Part of the process to get beyond fear will involve strengthening your kidneys. At a biological level, at least in terms of the way the Taoists and Traditional Chinese Medicine practitioners think of fear, it’s essentially a bodily reaction that is rooted in your kidneys.
Once your kidney’s are strong, then that fear-trigger won’t be activated as much. You can then go beyond fear to where the space of the mind, the openness of the mind, the flow of the mind is able to maintain that which allows spontaneity.
Real Fear and Fake Fear
If fear arises it may be a real fear, such as I’m going to walk over a cliff, then you just step back. Or, if a car is moving toward you at a high speed, you must be motivated to move out of the way. But that’s not really the kind of inner fear I’m discussing.
It’s the kind of fear that eats away at your insides. Real fear is nothing more than heightened awareness. That is awareness of a real situation and the fear that arises to protect you.
It is important to recognize that most fear has nothing to do with reality. Most of the time people are afraid of things that will never happen to them. This is an effect of the mainstream media and news constantly bombarding the public with negative images. This puts people in a weakened state of fear and decreases the immune system of the body. Often your mind picks up these pictures and replays them, creating a story about them. This is not useful, nor is it good for the body.

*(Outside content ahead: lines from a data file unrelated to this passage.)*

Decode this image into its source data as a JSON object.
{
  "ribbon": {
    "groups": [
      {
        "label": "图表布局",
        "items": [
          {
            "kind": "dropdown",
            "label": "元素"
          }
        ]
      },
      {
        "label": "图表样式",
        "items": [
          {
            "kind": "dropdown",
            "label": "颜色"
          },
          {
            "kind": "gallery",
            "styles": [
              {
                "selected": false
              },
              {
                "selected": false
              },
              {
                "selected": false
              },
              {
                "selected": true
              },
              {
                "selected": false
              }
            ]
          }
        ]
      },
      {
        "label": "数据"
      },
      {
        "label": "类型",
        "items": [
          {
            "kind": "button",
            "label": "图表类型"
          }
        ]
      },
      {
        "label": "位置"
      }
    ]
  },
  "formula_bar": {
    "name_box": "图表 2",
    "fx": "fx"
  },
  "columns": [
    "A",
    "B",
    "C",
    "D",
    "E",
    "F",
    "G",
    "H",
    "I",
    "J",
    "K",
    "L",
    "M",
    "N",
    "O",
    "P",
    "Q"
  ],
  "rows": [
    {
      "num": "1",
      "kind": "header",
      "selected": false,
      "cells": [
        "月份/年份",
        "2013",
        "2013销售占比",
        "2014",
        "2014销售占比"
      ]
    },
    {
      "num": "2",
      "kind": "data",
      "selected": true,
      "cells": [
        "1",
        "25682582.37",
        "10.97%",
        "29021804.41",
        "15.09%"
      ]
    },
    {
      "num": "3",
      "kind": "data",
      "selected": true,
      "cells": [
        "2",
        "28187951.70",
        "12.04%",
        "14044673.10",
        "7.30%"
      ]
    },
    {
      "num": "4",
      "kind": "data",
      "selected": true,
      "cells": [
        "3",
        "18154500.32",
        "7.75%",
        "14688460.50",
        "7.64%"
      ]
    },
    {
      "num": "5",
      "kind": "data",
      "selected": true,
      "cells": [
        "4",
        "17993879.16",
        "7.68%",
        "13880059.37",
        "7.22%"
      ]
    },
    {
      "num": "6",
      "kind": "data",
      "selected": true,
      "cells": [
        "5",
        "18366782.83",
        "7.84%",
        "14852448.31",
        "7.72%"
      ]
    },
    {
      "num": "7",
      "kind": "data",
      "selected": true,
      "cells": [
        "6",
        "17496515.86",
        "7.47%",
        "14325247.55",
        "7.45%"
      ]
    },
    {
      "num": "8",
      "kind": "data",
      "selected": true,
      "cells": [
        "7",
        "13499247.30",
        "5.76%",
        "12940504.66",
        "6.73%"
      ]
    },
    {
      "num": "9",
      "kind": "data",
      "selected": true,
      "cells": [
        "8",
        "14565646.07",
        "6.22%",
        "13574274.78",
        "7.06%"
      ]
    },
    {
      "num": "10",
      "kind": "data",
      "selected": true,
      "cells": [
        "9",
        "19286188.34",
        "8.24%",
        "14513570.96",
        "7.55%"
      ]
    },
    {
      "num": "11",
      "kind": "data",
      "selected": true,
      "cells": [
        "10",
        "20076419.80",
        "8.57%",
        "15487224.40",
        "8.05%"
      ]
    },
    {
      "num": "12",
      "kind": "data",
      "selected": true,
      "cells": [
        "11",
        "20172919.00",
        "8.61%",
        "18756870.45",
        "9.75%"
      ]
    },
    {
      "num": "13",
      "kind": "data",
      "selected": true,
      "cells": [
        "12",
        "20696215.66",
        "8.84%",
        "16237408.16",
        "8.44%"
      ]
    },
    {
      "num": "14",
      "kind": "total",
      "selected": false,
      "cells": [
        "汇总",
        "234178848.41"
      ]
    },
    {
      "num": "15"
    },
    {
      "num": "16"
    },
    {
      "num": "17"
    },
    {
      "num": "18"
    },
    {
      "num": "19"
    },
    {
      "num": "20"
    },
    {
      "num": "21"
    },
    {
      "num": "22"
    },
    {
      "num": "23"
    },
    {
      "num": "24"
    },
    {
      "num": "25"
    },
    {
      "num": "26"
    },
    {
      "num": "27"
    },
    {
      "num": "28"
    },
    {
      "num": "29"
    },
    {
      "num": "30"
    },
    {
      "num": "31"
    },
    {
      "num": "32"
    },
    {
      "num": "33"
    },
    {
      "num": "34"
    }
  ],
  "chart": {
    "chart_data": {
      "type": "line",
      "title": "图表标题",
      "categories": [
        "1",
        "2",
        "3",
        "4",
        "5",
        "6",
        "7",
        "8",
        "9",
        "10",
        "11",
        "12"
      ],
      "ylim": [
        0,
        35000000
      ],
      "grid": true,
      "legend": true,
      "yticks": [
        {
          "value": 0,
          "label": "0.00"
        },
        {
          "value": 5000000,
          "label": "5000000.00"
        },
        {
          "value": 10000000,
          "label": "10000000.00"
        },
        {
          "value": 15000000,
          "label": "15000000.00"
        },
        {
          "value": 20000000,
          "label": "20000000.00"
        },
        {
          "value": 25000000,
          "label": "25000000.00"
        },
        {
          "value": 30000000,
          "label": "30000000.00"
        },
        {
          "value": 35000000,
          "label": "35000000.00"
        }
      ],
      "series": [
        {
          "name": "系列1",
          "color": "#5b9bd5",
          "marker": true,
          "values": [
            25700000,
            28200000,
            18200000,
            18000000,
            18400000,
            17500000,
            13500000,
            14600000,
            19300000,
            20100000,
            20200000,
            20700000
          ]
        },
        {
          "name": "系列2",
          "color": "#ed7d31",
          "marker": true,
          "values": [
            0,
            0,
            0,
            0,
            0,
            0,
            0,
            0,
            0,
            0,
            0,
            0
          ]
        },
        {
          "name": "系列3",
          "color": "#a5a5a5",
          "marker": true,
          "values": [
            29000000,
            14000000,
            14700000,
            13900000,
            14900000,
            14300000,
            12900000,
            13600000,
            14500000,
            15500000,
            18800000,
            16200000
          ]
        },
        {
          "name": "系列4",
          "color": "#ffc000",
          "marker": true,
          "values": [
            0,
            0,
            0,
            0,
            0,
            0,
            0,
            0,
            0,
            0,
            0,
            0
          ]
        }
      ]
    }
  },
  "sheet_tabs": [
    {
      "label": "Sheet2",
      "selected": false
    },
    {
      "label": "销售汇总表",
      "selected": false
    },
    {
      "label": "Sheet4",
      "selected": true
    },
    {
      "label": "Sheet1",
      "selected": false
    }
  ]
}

So, to go beyond fear, one of the first steps is to recognize that fear which is truly helpful: It makes you more aware, in real situations, in real time. Inside your fear is something that says, “Wait a minute, I think we have to do something sensible and prudent here,” rather than running around like a chicken with your head cut off, or becoming paralyzed and ducking under a chair, hoping that everything will pass one day.
Next, to really go beyond fear, you must summon the courage to look at all the fears that are inside you. Fears arise from childhood experiences and from terrible events that have happened to you or that you witnessed.
When you find these fears you can use meditation to get to a place where you simply can move to the space of awareness. Otherwise, you’ll too easily go to a space that contracts your awareness into a tiny, little box that scares the living hell out you.
As you move into the space of awareness, you can then release what is not real. This is the path to finding a peace place inside. This is a destination that can be achieved through Taoist mediation.